The patients may also believe that thoughts are inserted into their mind.Most common signs:-

  • Deterioration of personal hygiene
  • Social withdrawal, isolation and reclusiveness
  • Irrational statements
  • Depression
  • Sleeping excessively or inability to sleep
  • Indifference
  • Deterioration of social relationships
  • Bizarre behavior
  • Inability to concentrate or to cope with minor problems
  • Extreme preoccupation with religion or with the occult
  • Inability to express emotions
  • Dropping out of activities

Intellectual Skills:

It is well known that schizophrenia can lead to shortcomings in intellectual functioning, such as lapses in attention, concentration, concept formation, reasoning and problem-solving.
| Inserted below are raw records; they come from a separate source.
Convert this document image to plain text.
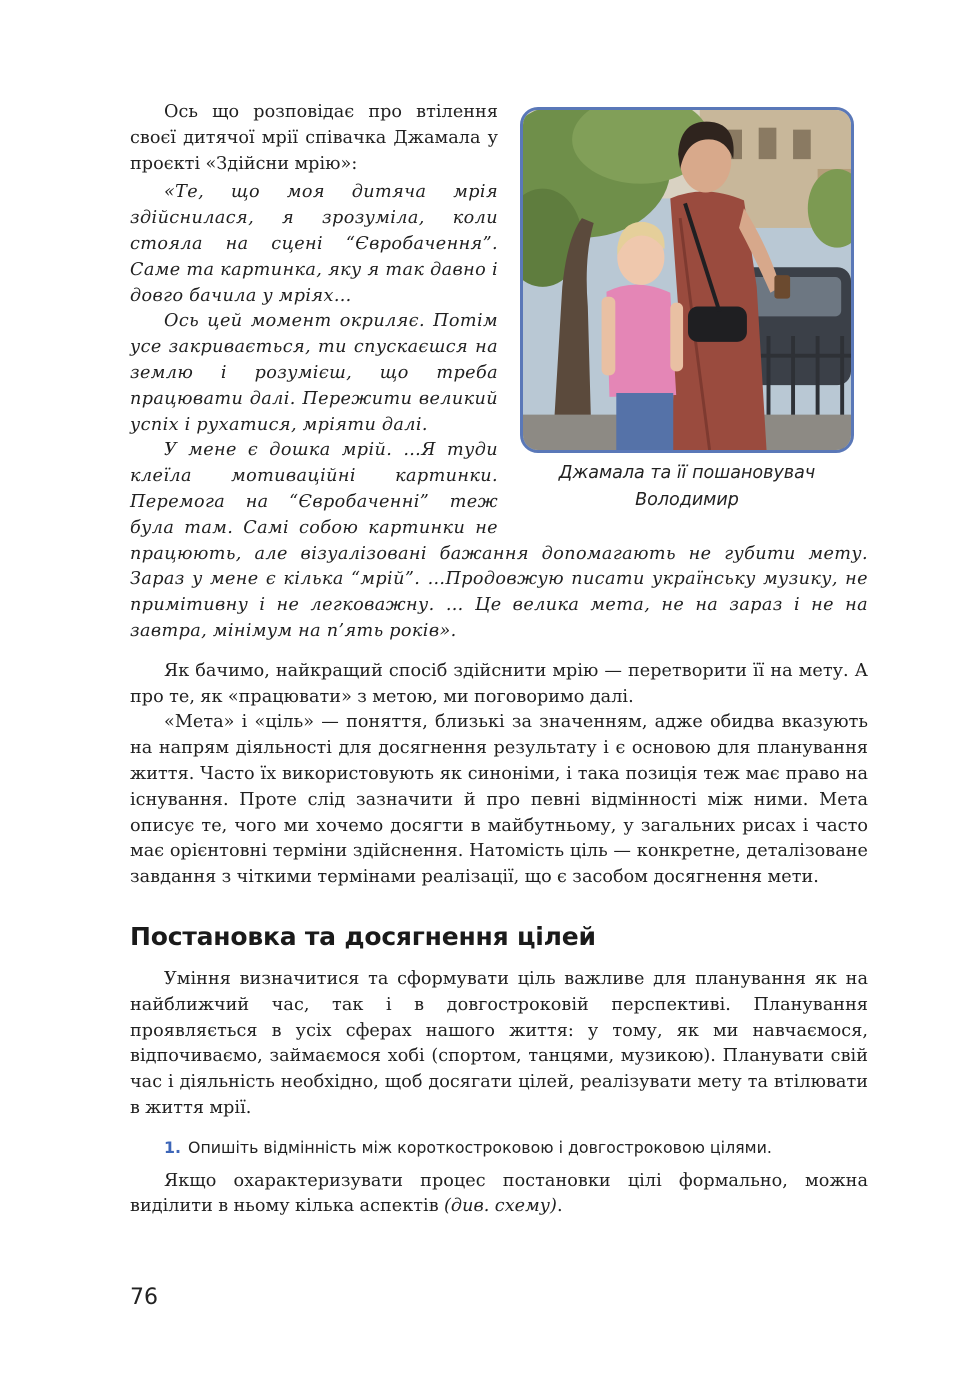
Джамала та її пошановувач
Володимир

Ось що розповідає про втілення своєї дитячої мрії співачка Джамала у проєкті «Здійсни мрію»:

«Те, що моя дитяча мрія здійснилася, я зрозуміла, коли стояла на сцені “Євробачення”. Саме та картинка, яку я так давно і довго бачила у мріях…

Ось цей момент окриляє. Потім усе закривається, ти спускаєшся на землю і розумієш, що треба працювати далі. Пережити великий успіх і рухатися, мріяти далі.

У мене є дошка мрій. …Я туди клеїла мотиваційні картинки. Перемога на “Євробаченні” теж була там. Самі собою картинки не працюють, але візуалізовані бажання допомагають не губити мету. Зараз у мене є кілька “мрій”. …Продовжую писати українську музику, не примітивну і не легковажну. … Це велика мета, не на зараз і не на завтра, мінімум на п’ять років».

Як бачимо, найкращий спосіб здійснити мрію — перетворити її на мету. А про те, як «працювати» з метою, ми поговоримо далі.

«Мета» і «ціль» — поняття, близькі за значенням, адже обидва вказують на напрям діяльності для досягнення результату і є основою для планування життя. Часто їх використовують як синоніми, і така позиція теж має право на існування. Проте слід зазначити й про певні відмінності між ними. Мета описує те, чого ми хочемо досягти в майбутньому, у загальних рисах і часто має орієнтовні терміни здійснення. Натомість ціль — конкретне, деталізоване завдання з чіткими термінами реалізації, що є засобом досягнення мети.

Постановка та досягнення цілей

Уміння визначитися та сформувати ціль важливе для планування як на найближчий час, так і в довгостроковій перспективі. Планування проявляється в усіх сферах нашого життя: у тому, як ми навчаємося, відпочиваємо, займаємося хобі (спортом, танцями, музикою). Планувати свій час і діяльність необхідно, щоб досягати цілей, реалізувати мету та втілювати в життя мрії.

1. Опишіть відмінність між короткостроковою і довгостроковою цілями.

Якщо охарактеризувати процес постановки цілі формально, можна виділити в ньому кілька аспектів (див. схему).

76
These shortcomings not only interfere with daily activities, but can also affect the patient’s performance at the workplace.

Treatment of schizophrenia:

Though the real cause or causes of schizophrenia remain unclear this has not prevented the development of safe and effective therapeutic interventions and treatments. The discovery of phenothiazenes in 1951 revolutionised treatment and outcomes, especially when drug therapy was instituted early in the disease. This breakthrough led to the closure of many large custodial mental hospitals in the western world. Treatment within the community became the norm and led to the development of general hospital psychiatry on a large scale. In the half century since, psychopharmacology has made rapid strides especially with the advent of Second Generation Anti-psychotics (SGAs) like Clozajnine, Risperidone, Olanzapine, Quetiapine, Ziprazidone, Aripiprazole and Amisulpiride. Relatively much safer and more patient-friendly with regard to their side-effect profile, most of these newer medications are taken once a day (usually at bedtime) and do not interfere with vocational or other activities. Cost wise also they are generally affordable. These medicines can cause weight to increase. This brings with it problems such as increased chances of diabetes and other metabolic illnesses. What causes schizophrenia? Schizophrenia has a biological basis in the form of disturbances in the brain structure and chemicals and functioning, but it manifestations are largely behavioural, with enormous social ramifications. Various hypotheses have been advanced to explain the causes of schizophrenia and a number of risk factors have been implicated, but the real cause or causes still remain unclear.

Genetic Predisposition

There is a strong evidence to suggest a genetic basis, though the exact location of the gene/genes and mode of transmission has not yet been determined. Schizophrenia does appear more regularly in some families. Then again, many people with schizophrenia have no family history of the illness.

Stress:

Stress does not cause schizophrenia. However, it has been shown that stress makes symptoms worse when the illness is already present.

Drug Abuse:

Drugs (including alcohol, tobacco and street drugs) themselves do not cause schizophrenia. However, certain drugs can make symptoms worse or trigger a psychotic episode if a person already has schizophrenia. Drugs can also create schizophrenia-like symptoms in otherwise healthy individuals.